EAST LANSING (WILX)-- Is protecting elementary kids worth a tax hike? Tuesday night East Lansing voters will answer that question.
The East Lansing Public School District has a $5.3 Million proposed Technology, Security, and Communication Bond on the ballot.
The district needs a major technology upgrade, and doesn't want to wait any longer to improve security at the elementary level.
"We've been waiting fro an election like this we attempted a more comprehensive election a year ago, but this is specific to technology, security, and communication," said Superintendent David Chapin.
If passed improving the security for all of the elementary schools is high priority.
"We'd like to cover a few critical area's such as the parking lot and front entrances. We'd like to replace the metal keys for exterior doors. It's going to be a card they wave in front of a reader. That gives us the opportunity to centrally manage the system and we can do an instant lock down on the entire district," said Director of Technology Chris Palasty.
"Safety of our student's has always been our number one priority. This discussion about security was well underway this fall before the very unfortunate events in Connecticut. I think people have brought that forward as an added element for this election. We've tried to steer clear of that," said Chapin.
Technology is the other high priority for the district. All the schools have out of date computers, and don't always have enough to go around. Plus, the bells, clocks, and P.A. systems are more than 20 years old.
"Our oldest (computer) systems are at the high school and they are 10 years old. You have a 10 year old laptop that is not as productive, not running the newest software, and it's not as fast, said Palasty. I know there has been some frustration expressed our way. Teachers go to conferences and come back with information they learned, and they're not able to Implement it as much or as soon as they would like.

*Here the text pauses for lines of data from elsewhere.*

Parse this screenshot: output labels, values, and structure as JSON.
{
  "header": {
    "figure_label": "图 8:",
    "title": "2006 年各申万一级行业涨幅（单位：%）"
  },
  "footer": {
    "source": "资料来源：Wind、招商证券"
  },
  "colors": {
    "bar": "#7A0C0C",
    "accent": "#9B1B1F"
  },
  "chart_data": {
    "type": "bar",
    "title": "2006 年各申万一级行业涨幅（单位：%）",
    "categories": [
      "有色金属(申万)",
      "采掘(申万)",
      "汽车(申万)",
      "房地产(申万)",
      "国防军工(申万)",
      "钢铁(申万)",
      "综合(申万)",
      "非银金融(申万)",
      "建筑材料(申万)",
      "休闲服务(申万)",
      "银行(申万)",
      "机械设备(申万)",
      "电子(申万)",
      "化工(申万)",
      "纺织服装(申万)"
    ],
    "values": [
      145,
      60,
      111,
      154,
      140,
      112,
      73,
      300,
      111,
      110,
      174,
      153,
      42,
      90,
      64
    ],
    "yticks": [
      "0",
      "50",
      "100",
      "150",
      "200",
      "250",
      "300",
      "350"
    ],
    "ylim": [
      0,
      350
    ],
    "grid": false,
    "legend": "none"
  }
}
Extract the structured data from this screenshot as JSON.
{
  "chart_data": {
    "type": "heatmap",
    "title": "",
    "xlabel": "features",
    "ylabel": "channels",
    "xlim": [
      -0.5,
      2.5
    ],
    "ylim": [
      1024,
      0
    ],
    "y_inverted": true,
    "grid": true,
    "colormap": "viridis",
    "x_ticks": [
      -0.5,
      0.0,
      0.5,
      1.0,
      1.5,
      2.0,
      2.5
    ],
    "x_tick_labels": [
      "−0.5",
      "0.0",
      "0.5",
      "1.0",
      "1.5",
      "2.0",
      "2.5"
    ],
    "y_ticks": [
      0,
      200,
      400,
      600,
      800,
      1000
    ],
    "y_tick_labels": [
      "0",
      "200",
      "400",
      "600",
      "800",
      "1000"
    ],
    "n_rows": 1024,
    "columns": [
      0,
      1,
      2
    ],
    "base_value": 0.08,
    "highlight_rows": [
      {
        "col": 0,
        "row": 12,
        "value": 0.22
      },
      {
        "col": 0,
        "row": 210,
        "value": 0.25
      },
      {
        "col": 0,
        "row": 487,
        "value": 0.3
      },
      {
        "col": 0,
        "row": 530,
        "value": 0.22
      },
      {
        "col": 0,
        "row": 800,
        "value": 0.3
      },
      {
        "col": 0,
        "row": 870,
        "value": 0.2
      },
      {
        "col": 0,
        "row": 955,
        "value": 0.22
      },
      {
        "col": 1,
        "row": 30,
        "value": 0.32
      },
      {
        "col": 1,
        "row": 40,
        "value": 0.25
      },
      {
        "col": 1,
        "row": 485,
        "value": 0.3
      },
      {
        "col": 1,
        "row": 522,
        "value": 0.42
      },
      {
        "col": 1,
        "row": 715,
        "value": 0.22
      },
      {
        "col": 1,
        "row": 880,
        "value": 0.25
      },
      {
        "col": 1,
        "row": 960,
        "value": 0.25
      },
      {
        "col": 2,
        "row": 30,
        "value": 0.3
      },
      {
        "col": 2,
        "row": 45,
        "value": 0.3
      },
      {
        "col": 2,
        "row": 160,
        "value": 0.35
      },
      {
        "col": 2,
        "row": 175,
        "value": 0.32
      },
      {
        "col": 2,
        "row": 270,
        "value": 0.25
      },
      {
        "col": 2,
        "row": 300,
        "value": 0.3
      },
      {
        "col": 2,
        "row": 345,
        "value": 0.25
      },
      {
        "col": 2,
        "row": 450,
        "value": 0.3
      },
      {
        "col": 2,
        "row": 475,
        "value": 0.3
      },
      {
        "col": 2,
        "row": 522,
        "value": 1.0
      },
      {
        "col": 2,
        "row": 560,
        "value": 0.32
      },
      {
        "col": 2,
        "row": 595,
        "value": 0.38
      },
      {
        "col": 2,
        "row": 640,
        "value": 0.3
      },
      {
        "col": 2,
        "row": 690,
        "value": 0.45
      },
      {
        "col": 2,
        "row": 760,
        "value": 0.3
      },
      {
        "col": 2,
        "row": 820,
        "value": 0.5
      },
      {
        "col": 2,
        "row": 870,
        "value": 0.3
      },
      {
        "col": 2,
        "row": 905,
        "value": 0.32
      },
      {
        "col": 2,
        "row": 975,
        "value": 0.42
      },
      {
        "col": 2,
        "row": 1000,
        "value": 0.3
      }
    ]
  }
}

It's because of limitations on what's available and when it's available."
If approved tax payers would see 1.26 milage increase over the 5 years. That's an extra $126 dollars per year for a home that has the tax value of $100,000.
"If successful we will have the funds in hand as early as May and we'll begin our work this summer. When students return in the fall they will see some significant changes," said Chapin.
If the bond fails the district will make whatever improvements it can within it's already tight budget.